Cemil Köy’ün biraz doğusunda yer alan Keşlik Manastırı bölgenin en erken manastır yerleşkesi. İki kilise, şırahane, mahzen, aş odası, mezarlar ve 15 adet peribacası mağara evleri yer alıyor. 13.yy’dan kalma Rum Ortodoks kilisesi St Michael’de nispeten iyi kornmuş freskler kutsal bahar ayazma’yı resmediyor. Kayalara oyulmuş taş masa ve sandalyeleri ile Aş Evi büyüleyici. Şırahane’deki üzüm sıkma yeri şarap yapımındaki eski teknikleri görmek için ideal. 8 veya 9. Yüzyıla dayanan St Stephanos’un hayranlık verici ikona duvar resimleri ise neredeyse hiç bozulmamış.

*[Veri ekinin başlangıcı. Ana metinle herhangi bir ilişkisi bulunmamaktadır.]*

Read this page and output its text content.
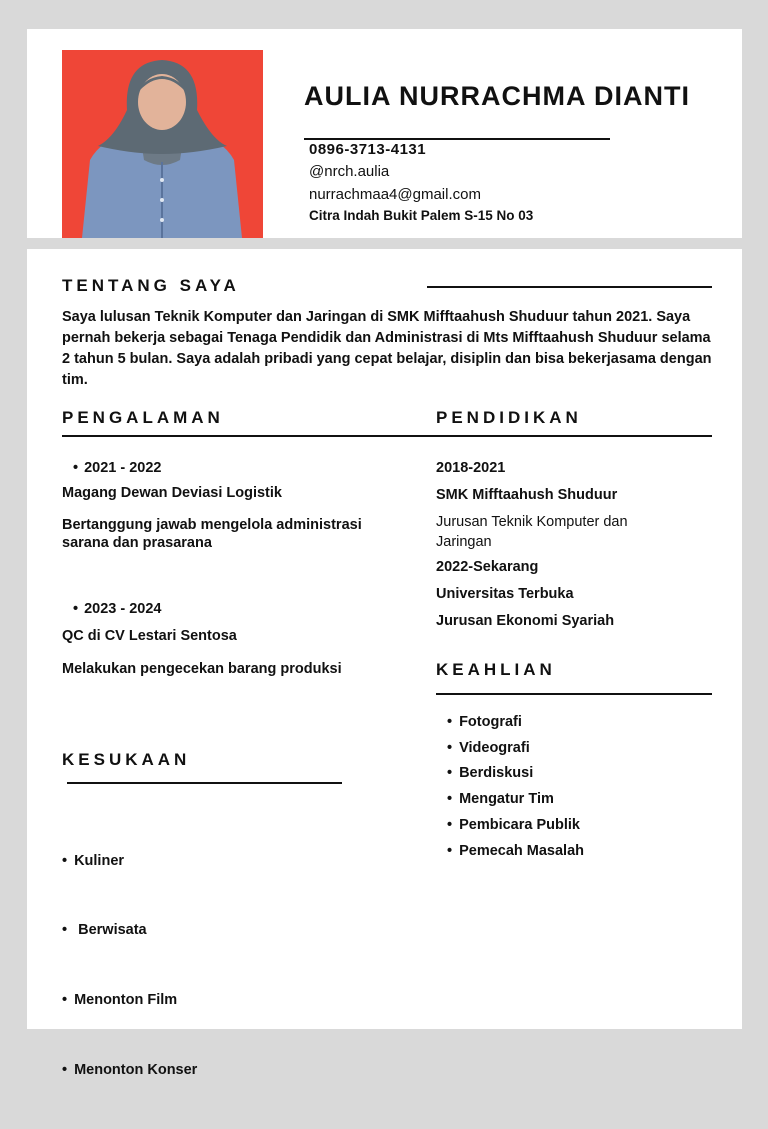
AULIA NURRACHMA DIANTI
0896-3713-4131
@nrch.aulia
nurrachmaa4@gmail.com
Citra Indah Bukit Palem S-15 No 03
TENTANG SAYA
Saya lulusan Teknik Komputer dan Jaringan di SMK Mifftaahush Shuduur tahun 2021. Saya pernah bekerja sebagai Tenaga Pendidik dan Administrasi di Mts Mifftaahush Shuduur selama 2 tahun 5 bulan. Saya adalah pribadi yang cepat belajar, disiplin dan bisa bekerjasama dengan tim.
PENGALAMAN
• 2021 - 2022
Magang Dewan Deviasi Logistik
Bertanggung jawab mengelola administrasi sarana dan prasarana
• 2023 - 2024
QC di CV Lestari Sentosa
Melakukan pengecekan barang produksi
PENDIDIKAN
2018-2021
SMK Mifftaahush Shuduur
Jurusan Teknik Komputer dan Jaringan
2022-Sekarang
Universitas Terbuka
Jurusan Ekonomi Syariah
KEAHLIAN
• Fotografi
• Videografi
• Berdiskusi
• Mengatur Tim
• Pembicara Publik
• Pemecah Masalah
KESUKAAN

• Kuliner

•  Berwisata

• Menonton Film

• Menonton Konser
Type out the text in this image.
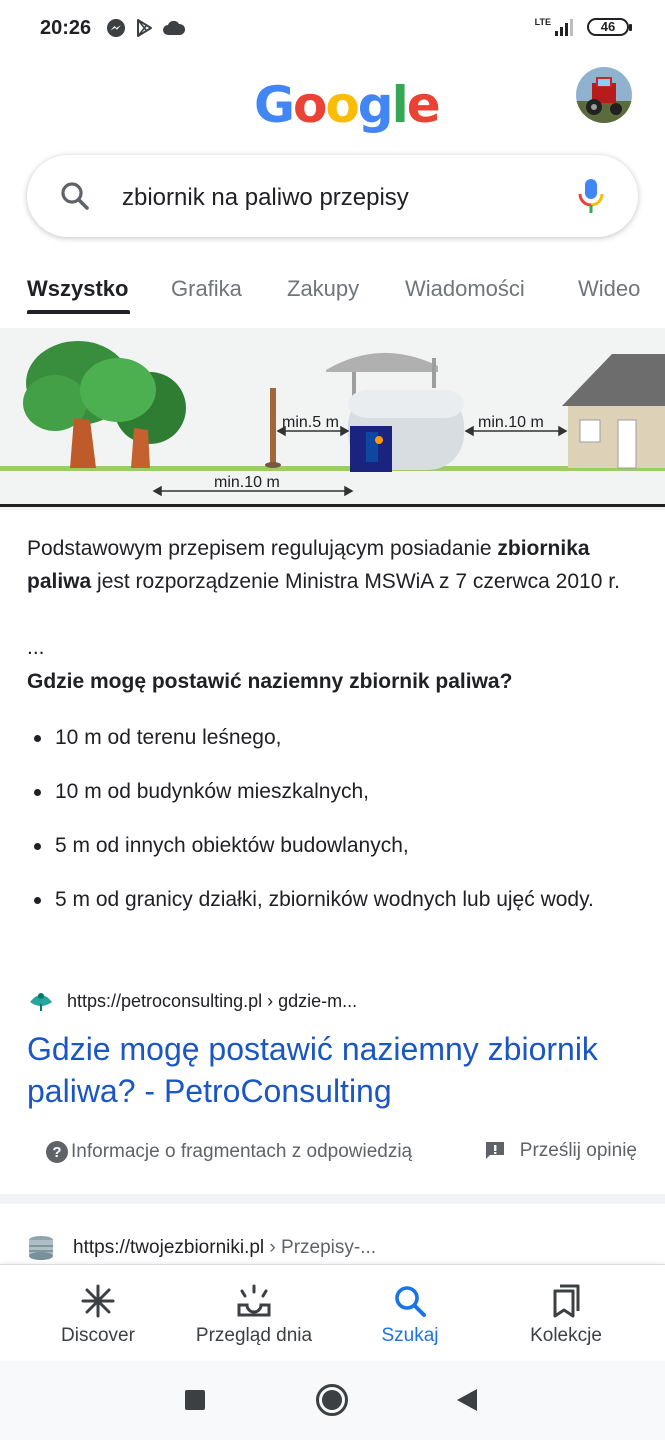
20:26	LTE	46
Google
zbiornik na paliwo przepisy
Wszystko Grafika Zakupy Wiadomości Wideo
min.5 m	min.10 m
min.10 m
Podstawowym przepisem regulującym posiadanie zbiornika paliwa jest rozporządzenie Ministra MSWiA z 7 czerwca 2010 r.
...
Gdzie mogę postawić naziemny zbiornik paliwa?
10 m od terenu leśnego,
10 m od budynków mieszkalnych,
5 m od innych obiektów budowlanych,
5 m od granicy działki, zbiorników wodnych lub ujęć wody.
https://petroconsulting.pl › gdzie-m...
Gdzie mogę postawić naziemny zbiornik paliwa? - PetroConsulting
? Informacje o fragmentach z odpowiedzią	Prześlij opinię
https://twojezbiorniki.pl › Przepisy-...
Discover	Przegląd dnia	Szukaj	Kolekcje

Biraz daha doğuda, Şahinefendi köyü yakınlarında hala kazıları devam edein Sobesos Antik Şehri yer alıyor. Soğanlı’ya kadar uzanan alana yayılmış Roma dönemine ait bu antik şehir; harika mozaikler ile bezenmiş idarı binaları, toplantı salonları ve banyoları ile, çok gelişmiş bir yerleşkenin habercisi.
Biraz daha doğuda yer alan Soğanlı ise bölgenin üç önemli vadisisinden birisine ev sahipliği yapıyor. Yüzlerce peri bacası kilisenin yer aldığı vadi Kapadokya’nın az bilinen ve keşfedilmeyi bekleyen bölgelerinden birisi. Soğanlı köyü ise el yapımı bez bebekleri ile meşhur. Aile kadınlarının bir geleneği haline gelen bu bez bebekler gelinden, yün eğrene, testi taşıyandan, çocuk büyütene farklı tasvirler içeriyor.
Kayseri yoluna doğru, Gümüşler kasabası yakınlarında yer alan yer alan Gümüşler Manastırı ise çok iyi korunmuş muhteşem renkteki freskleri ile ünlü. 10. yy’a dayanan Gümüşler Kapadokya’nın en büyük manastırlardan birisi. Manastır apsisinin solundaki nişte yer alan ‘Gülümseyen Meryem ve Bebek İsa’ tasviri Anadolu’daki tek gülümseyen Meryem freski olarak biliniyor.
YOLCULUK TERAPİSİ KAPADOKYA YAZILARI:
- KAPADOKYA İZLENİMLERİ: yolculukterapisi.com/kapadokya-izlenimleri/
- KAPADOKYA ROTALARI: yolculukterapisi.com/kapadokya-rotalari/
- KAPADOKYA KASABA VE KÖYLERİ: yolculukterapisi.com/kapadokya-kasabalari-koyleri/
- KAPADOKYA AKTİVİTELERİ: yolculukterapisi.com/kapadokya-aktiviteleri/
- KAPADOKYA’NIN MASAL EV OTELLERİ: yolculukterapisi.com/kapadokya-otelleri/
- KAPADOKYA’DA BİR SANAT ENSTELASYONU: ARGOS OTEL: yolculukterapisi.com/kapadokya-argos-otel/
- KAPADOKYA’DA FRANSIZ TÜRK BULUŞMASI: MAISONS DE CAPPADOCE OTEL: yolculukterapisi.com/kapadokya-maisons-de-cappadoce/
- KAPADOKYA RESTORANLARI & ALIŞVERİŞ ADRESLERİ: yolculukterapisi.com/kapadokya-restoranlar-alisveris/
NE ZAMAN GİDİLİR?
Aslında Kapadokya 4 mevsim boyunca sizi farklı sürprizlerle karşılayan cömertlikte bir yer. Ancak uzun yürüyüşler ve balon gezileri için ilkbahar ve sonbahar en güzel zamanlar. İleriki ziyaretlerinizde kışın karlar ile kaplanan Kapadokya’nın büyülü ve romantik atmosferini yaşamanızı tavsiye ederim. Temmuz – Ağustos’ta aşırı sıcaklar zamanı yürüyüşler pek mümkün olamıyor.